Explosion-proof telephones can meet seismic requirements only when the vendor provides a defined test standard, a vibration or shake-table report, and a mounting method that matches the tested setup.

Worker uses explosion-proof SIP emergency phone in industrial plant with red warning beacons — Plant Emergency Phone Use

How to define seismic compliance for an Ex telephone

Seismic rating is not a single universal label

Many buyers ask for “seismic rated” like it is one number. In real projects, seismic compliance is a mix of three items: vibration, shock, and earthquake motion. Vibration and shock can be done on lab shakers. Earthquake motion is proven with a shake table or a recognized seismic qualification standard. A vendor can pass a vibration test and still fail an earthquake requirement if the mounting, mass, and bracket stiffness are not controlled.

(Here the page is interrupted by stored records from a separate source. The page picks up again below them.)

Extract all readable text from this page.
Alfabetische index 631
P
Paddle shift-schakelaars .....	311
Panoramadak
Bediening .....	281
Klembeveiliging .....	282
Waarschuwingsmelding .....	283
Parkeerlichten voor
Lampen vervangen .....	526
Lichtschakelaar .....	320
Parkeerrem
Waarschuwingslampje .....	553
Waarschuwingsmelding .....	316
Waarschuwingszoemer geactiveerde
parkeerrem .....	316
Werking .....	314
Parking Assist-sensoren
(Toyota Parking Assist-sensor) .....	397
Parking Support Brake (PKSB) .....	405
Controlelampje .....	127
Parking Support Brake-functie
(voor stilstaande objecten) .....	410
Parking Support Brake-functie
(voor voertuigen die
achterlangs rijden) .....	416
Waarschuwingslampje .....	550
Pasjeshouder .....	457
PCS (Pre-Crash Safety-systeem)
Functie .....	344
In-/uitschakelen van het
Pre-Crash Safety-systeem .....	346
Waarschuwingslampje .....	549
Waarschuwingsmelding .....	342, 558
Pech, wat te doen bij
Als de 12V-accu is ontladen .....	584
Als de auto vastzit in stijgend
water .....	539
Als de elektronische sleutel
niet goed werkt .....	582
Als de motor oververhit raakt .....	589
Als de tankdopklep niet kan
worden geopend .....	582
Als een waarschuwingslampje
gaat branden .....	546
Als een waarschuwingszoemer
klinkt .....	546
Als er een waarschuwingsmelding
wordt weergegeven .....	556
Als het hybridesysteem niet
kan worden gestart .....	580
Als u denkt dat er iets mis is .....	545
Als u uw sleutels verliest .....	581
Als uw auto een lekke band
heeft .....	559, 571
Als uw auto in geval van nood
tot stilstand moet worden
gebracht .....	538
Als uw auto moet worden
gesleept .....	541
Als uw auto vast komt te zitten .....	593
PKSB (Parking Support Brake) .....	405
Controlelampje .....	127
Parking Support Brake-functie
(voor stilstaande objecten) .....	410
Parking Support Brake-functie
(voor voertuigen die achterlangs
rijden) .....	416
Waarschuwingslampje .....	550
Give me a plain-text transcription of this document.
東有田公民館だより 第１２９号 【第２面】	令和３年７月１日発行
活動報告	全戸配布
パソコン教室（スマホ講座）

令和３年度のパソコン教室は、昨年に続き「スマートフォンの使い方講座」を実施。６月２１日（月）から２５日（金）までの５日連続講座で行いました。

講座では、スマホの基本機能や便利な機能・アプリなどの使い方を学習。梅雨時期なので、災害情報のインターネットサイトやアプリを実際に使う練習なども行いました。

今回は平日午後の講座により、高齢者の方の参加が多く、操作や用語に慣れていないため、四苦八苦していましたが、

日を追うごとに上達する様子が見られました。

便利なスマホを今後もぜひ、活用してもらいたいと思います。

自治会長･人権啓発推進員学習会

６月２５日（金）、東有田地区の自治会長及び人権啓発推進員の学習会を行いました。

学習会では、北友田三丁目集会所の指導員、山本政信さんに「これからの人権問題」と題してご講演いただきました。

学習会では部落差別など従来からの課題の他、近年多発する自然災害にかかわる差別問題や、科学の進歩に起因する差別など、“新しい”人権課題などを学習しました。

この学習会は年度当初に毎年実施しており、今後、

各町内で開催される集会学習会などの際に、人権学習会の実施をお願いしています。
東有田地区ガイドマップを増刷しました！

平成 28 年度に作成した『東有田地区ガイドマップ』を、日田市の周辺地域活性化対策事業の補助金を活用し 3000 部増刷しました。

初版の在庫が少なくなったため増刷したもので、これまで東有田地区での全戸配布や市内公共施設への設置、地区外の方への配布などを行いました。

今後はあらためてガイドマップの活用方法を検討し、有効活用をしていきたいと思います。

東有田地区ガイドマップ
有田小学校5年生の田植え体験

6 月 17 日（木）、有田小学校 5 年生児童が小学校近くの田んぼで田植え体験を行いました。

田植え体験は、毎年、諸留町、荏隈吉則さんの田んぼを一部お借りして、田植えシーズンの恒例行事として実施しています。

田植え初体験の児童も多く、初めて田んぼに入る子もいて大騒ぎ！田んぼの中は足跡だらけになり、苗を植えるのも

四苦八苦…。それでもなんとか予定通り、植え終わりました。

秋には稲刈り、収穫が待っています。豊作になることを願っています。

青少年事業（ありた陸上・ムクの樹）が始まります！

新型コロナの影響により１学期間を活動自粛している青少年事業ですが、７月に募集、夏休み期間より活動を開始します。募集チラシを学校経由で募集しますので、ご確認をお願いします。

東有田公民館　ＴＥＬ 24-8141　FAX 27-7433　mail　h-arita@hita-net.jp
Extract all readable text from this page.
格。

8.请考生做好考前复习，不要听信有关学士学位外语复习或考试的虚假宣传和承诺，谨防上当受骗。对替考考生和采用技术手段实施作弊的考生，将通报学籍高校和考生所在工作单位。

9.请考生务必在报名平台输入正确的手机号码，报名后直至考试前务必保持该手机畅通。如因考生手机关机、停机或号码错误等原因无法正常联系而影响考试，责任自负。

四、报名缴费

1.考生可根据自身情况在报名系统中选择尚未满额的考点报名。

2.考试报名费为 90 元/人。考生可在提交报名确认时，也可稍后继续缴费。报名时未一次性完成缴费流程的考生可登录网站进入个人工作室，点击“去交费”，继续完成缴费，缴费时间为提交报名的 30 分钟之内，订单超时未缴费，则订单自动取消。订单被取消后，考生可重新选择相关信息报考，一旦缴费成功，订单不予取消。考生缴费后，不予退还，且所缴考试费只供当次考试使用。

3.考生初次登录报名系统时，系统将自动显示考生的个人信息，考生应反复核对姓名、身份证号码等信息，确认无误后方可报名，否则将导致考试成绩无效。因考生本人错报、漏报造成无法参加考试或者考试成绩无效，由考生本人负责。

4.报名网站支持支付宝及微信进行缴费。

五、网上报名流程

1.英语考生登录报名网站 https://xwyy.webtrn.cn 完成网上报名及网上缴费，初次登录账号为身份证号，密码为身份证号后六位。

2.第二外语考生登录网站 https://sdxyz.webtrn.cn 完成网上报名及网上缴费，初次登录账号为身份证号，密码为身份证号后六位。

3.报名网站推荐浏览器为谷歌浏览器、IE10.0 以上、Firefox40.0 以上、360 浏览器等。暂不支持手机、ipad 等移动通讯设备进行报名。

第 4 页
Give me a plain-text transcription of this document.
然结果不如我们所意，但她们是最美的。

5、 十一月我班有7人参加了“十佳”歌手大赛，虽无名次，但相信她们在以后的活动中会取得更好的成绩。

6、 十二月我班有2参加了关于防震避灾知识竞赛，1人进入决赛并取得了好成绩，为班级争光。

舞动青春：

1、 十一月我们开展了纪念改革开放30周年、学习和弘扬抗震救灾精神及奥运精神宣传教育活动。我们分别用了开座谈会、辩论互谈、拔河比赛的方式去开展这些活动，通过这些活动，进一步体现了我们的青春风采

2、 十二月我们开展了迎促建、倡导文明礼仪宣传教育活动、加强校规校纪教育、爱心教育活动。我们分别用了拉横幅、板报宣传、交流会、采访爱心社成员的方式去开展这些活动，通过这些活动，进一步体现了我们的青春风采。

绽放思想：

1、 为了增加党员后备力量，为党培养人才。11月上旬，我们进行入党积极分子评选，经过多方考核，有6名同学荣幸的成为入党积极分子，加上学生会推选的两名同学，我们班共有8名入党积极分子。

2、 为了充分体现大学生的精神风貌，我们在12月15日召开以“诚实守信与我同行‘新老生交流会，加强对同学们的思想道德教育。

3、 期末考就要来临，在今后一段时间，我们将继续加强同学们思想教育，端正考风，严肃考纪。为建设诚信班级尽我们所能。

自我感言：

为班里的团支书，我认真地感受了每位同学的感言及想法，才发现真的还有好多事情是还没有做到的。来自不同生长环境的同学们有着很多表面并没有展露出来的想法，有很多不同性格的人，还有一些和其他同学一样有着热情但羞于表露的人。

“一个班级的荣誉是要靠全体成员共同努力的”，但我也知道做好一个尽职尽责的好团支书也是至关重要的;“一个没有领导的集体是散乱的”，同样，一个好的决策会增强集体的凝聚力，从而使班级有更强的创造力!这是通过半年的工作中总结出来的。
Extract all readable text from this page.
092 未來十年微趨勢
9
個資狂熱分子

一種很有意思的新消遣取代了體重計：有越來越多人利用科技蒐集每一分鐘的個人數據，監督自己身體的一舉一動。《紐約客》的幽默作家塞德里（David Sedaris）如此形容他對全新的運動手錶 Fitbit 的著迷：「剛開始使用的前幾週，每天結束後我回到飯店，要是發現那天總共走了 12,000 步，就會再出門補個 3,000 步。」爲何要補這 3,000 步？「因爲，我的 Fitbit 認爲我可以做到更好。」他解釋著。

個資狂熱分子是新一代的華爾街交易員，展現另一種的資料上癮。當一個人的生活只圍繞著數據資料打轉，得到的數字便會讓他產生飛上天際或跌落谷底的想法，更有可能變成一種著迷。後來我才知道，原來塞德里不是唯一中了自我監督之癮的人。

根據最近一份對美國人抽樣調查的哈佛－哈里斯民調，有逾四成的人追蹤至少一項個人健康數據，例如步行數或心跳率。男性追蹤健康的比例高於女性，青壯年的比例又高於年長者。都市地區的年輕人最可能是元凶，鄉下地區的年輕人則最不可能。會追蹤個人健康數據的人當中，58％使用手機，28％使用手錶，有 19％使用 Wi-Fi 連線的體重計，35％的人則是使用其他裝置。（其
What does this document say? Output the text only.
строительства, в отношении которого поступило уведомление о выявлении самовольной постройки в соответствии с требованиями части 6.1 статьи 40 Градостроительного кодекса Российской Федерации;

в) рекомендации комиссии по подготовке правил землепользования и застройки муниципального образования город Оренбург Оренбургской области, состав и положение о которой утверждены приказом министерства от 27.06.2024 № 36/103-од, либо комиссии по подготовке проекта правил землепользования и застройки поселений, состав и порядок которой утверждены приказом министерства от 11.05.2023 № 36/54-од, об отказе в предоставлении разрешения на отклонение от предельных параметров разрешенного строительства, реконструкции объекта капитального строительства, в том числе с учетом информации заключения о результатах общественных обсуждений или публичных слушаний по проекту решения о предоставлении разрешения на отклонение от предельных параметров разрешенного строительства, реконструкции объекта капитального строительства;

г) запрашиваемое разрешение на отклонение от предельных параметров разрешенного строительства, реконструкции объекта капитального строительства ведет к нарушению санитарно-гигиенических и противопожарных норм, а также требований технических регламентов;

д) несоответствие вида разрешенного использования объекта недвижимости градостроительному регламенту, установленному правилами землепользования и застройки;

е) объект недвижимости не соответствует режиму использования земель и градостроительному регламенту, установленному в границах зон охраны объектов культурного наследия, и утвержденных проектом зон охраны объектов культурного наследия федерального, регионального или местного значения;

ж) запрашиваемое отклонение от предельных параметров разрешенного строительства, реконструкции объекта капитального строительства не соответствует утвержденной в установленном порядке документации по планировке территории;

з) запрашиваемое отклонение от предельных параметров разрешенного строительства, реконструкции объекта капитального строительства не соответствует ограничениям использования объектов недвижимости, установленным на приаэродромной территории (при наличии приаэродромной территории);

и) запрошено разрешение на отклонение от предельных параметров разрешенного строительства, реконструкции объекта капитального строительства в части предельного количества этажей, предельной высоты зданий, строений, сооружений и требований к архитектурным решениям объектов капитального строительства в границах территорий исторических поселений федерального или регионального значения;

Separate three test types before you compare quotes

Sinusoidal vibration

Sinusoidal vibration checks how the product behaves across a frequency sweep. It can find weak screws, loose terminals, and resonance problems. Many industrial telephone vendors can provide this test as part of product validation.

Random vibration

Random vibration is closer to real equipment vibration. It stresses many frequencies at once. It is common for transport vibration, offshore vibration, and machinery rooms. It is also a good screen for cable gland loosening and connector fretting.

Mechanical shock

Shock tests use a high acceleration over a short time. It is useful for impact-like events, handling, and some site events. It is not the same as an earthquake, but it helps prove the assembly can survive sudden loads.

Where IEC, IEEE, and NEBS fit

IEC 60068 ¹ test methods are often used for vibration and shock screening. They are good building blocks for a vendor test report.
IEEE 693 ² is widely used for seismic qualification in power substations and high-reliability electrical equipment. It is stronger when a project needs a clear seismic class approach.
GR-63-CORE is a telecom environment standard used in NEBS practice. Many buyers reference “Zone 4” when they want the highest seismic demand category in that framework.

A simple buyer table that prevents confusion

Requirement type	What it proves	What document should exist	Common mistake
Vibration	Resonance and loosening risk	IEC-style vibration report	Treating vibration as “seismic”
Shock	Sudden load survival	Shock pulse report	Using shock as earthquake proof
Seismic	Earthquake motion survival	Shake-table or seismic qualification report	Accepting a declaration with no test setup details

In my own project reviews, the cleanest rule is simple. If the project is truly seismic, ask for shake-table evidence or a recognized seismic qualification statement that includes the mounting method and the tested configuration.

The next sections show how to ask for the right standard, the right test numbers, and the right installation method, so the phone stays in service after the event.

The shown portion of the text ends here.